CZ responded by saying that this is because they do not want people going to hospitals that do not provide sufficiently good quality for these conditions, because they do not perform these sort of operations often, for example. It has nothing to do with the price of the policies, they claimed.

For Menzis Budget Bewust policy, you have to pay 40 per cent of the cost if you are treated at a non-contract hospital for conditions including breast and prostate cancer.

For Zilveren Kruis Beter Af Selectief you are only covered at one of 23 selected hospitals, otherwise you must pay 30 per cent; while Univé Zekur has a list of 16 hospitals, otherwise it’s a 20 per cent extra cost.

No warning from doctor or hospital

RTL News also reported that neither general practitioners nor hospitals are warning patients that they may not be fully covered by their insurance.

The National Association of General Practitioners said that, "We refer patients on the basis of medical necessity.
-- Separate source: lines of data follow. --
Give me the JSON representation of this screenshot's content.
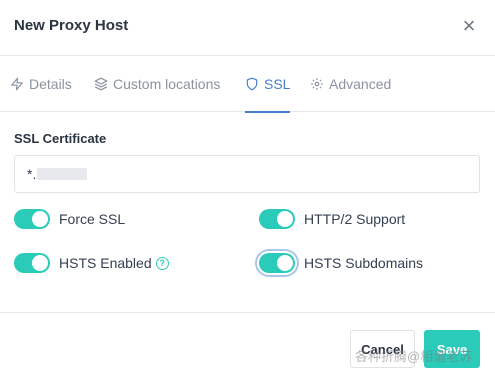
{
  "modal": {
    "title": "New Proxy Host",
    "close_label": "×"
  },
  "tabs": [
    {
      "label": "Details",
      "icon": "zap-icon",
      "active": false
    },
    {
      "label": "Custom locations",
      "icon": "layers-icon",
      "active": false
    },
    {
      "label": "SSL",
      "icon": "shield-icon",
      "active": true
    },
    {
      "label": "Advanced",
      "icon": "gear-icon",
      "active": false
    }
  ],
  "ssl": {
    "section_label": "SSL Certificate",
    "certificate_value": "*."
  },
  "toggles": {
    "force_ssl": {
      "label": "Force SSL",
      "on": true
    },
    "http2": {
      "label": "HTTP/2 Support",
      "on": true
    },
    "hsts_enabled": {
      "label": "HSTS Enabled",
      "on": true,
      "help": "?"
    },
    "hsts_subdomains": {
      "label": "HSTS Subdomains",
      "on": true
    }
  },
  "footer": {
    "cancel_label": "Cancel",
    "save_label": "Save"
  },
  "watermark": "各种折腾@相谐老苏",
  "colors": {
    "accent": "#2bcbba",
    "tab_active": "#467fcf"
  }
}
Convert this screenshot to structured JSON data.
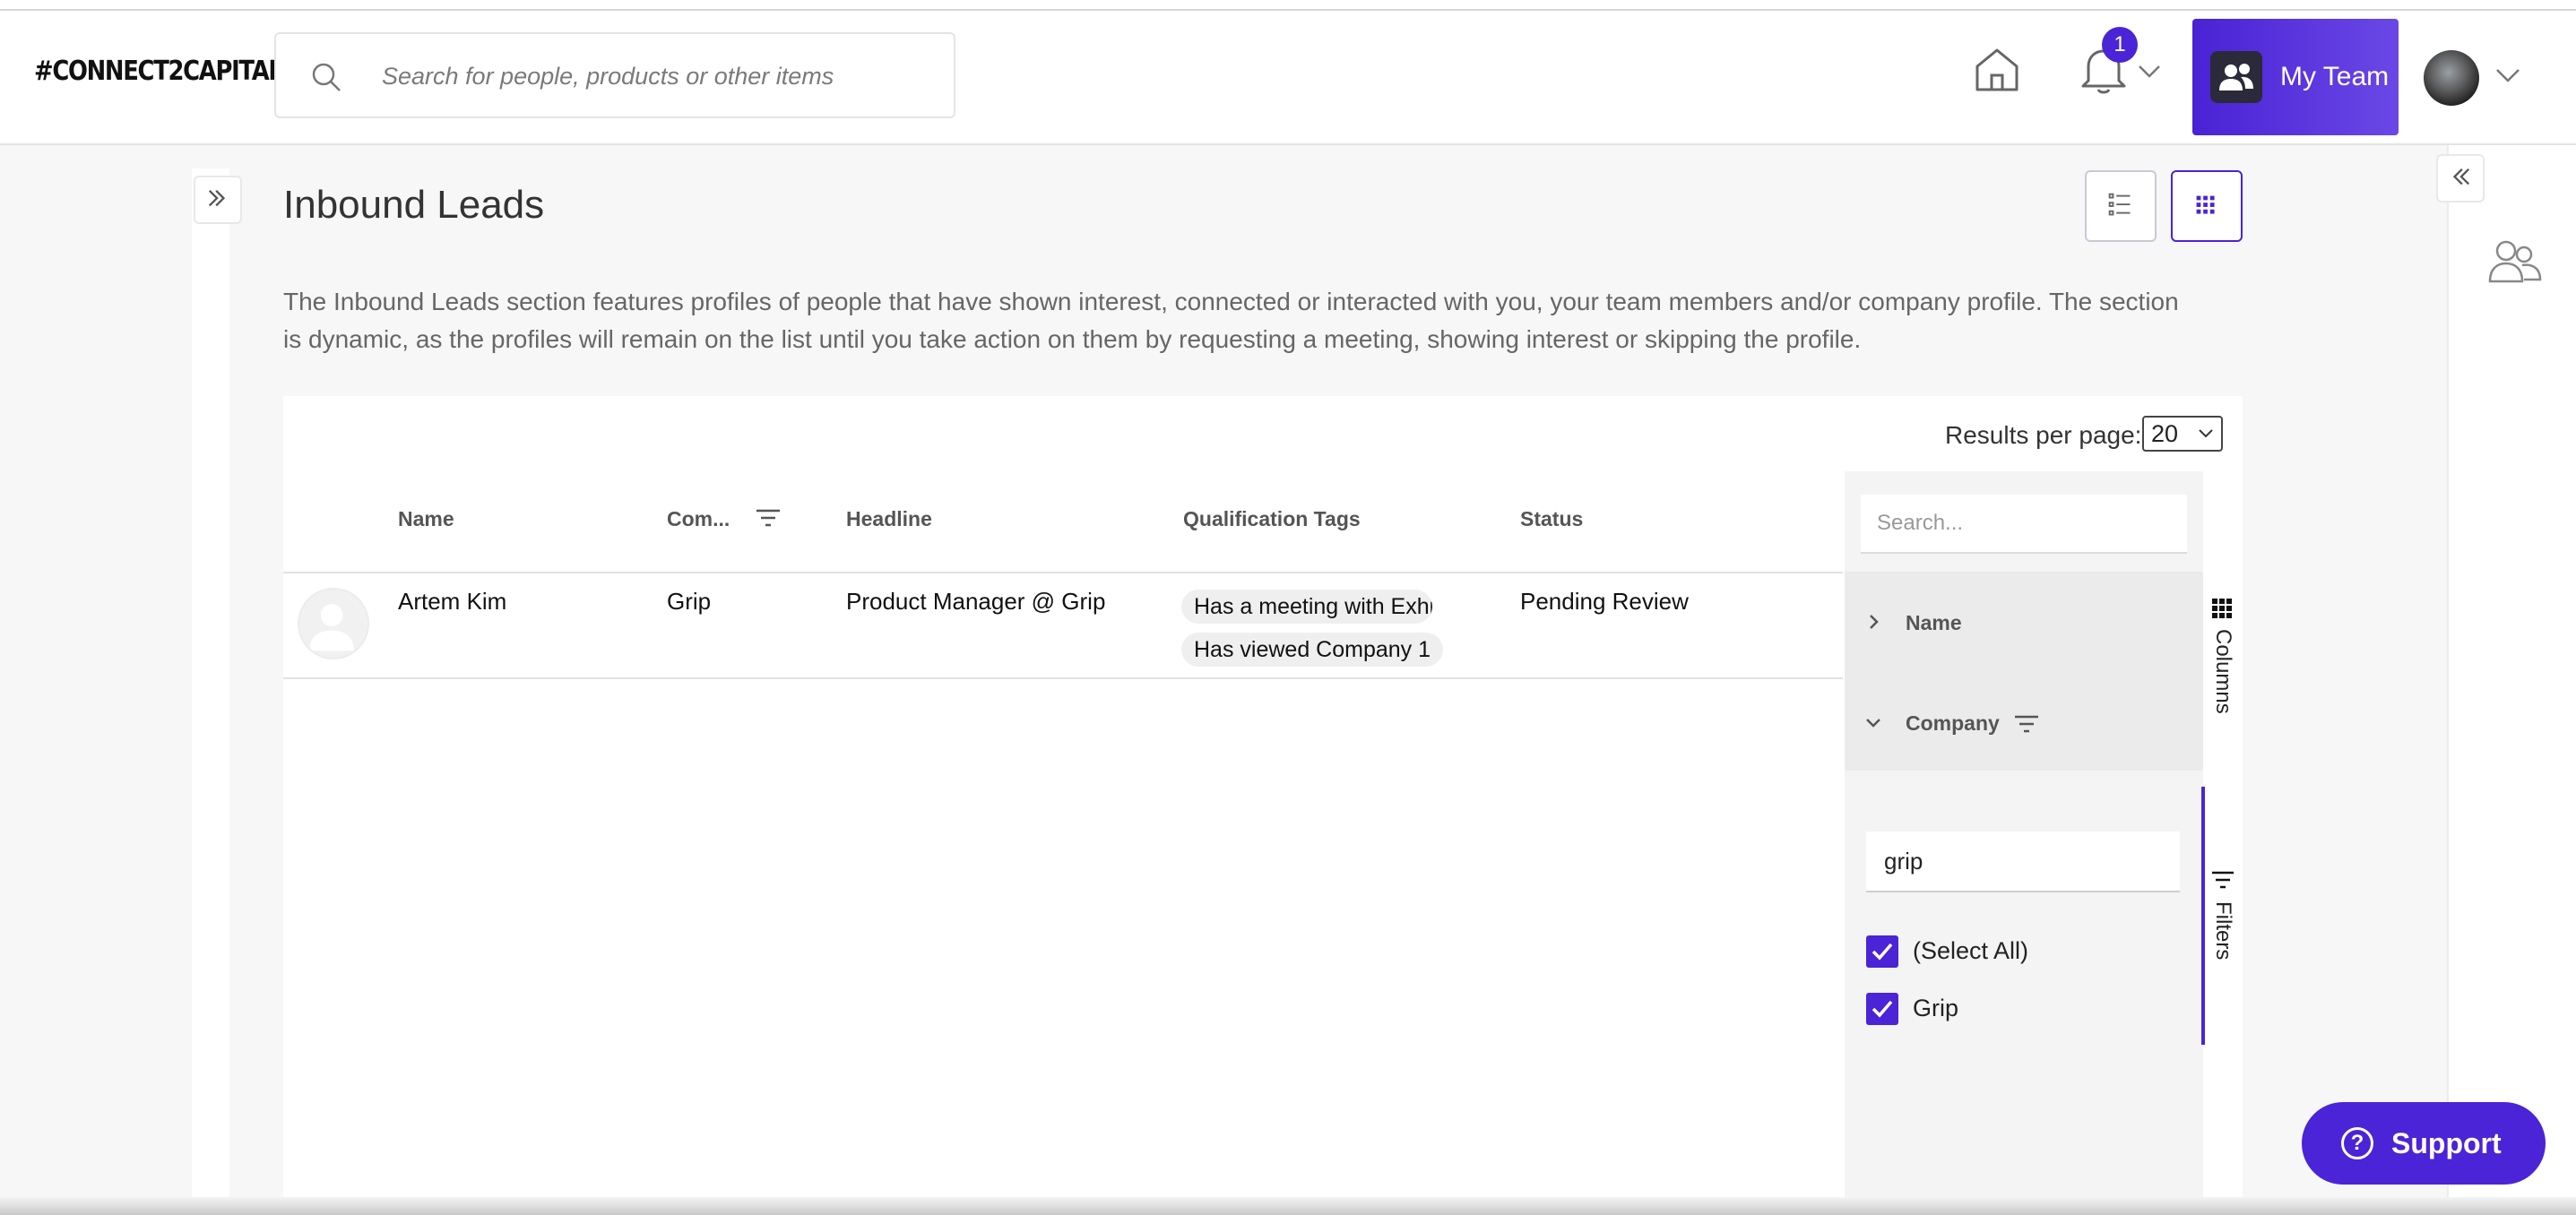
{
  "header": {
    "logo": "#CONNECT2CAPITAL",
    "search_placeholder": "Search for people, products or other items",
    "notification_count": "1",
    "my_team_label": "My Team"
  },
  "page": {
    "title": "Inbound Leads",
    "description": "The Inbound Leads section features profiles of people that have shown interest, connected or interacted with you, your team members and/or company profile. The section is dynamic, as the profiles will remain on the list until you take action on them by requesting a meeting, showing interest or skipping the profile."
  },
  "grid": {
    "results_per_page_label": "Results per page:",
    "results_per_page_value": "20",
    "columns": [
      "Name",
      "Com...",
      "Headline",
      "Qualification Tags",
      "Status"
    ],
    "rows": [
      {
        "name": "Artem Kim",
        "company": "Grip",
        "headline": "Product Manager @ Grip",
        "tags": [
          "Has a meeting with Exhibitor",
          "Has viewed Company 1"
        ],
        "status": "Pending Review"
      }
    ]
  },
  "side_panel": {
    "search_placeholder": "Search...",
    "column_items": [
      "Name",
      "Company"
    ],
    "filter_value": "grip",
    "checkboxes": [
      "(Select All)",
      "Grip"
    ],
    "tabs": [
      "Columns",
      "Filters"
    ]
  },
  "support": {
    "label": "Support"
  },
  "colors": {
    "accent": "#4a24d6"
  }
}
Cost considerations play no role in referral. What is reimbursed and what is not part of the agreement is between the patient and insurer. The GP is not part of that."

Patient Federation NPCF said they were shocked by the discovery. They said that hospitals should warn patients if they are not fully ensured.

They also said health insurers must take more care that their customers are better informed about the consequences of taking out the cheapest insurance policies.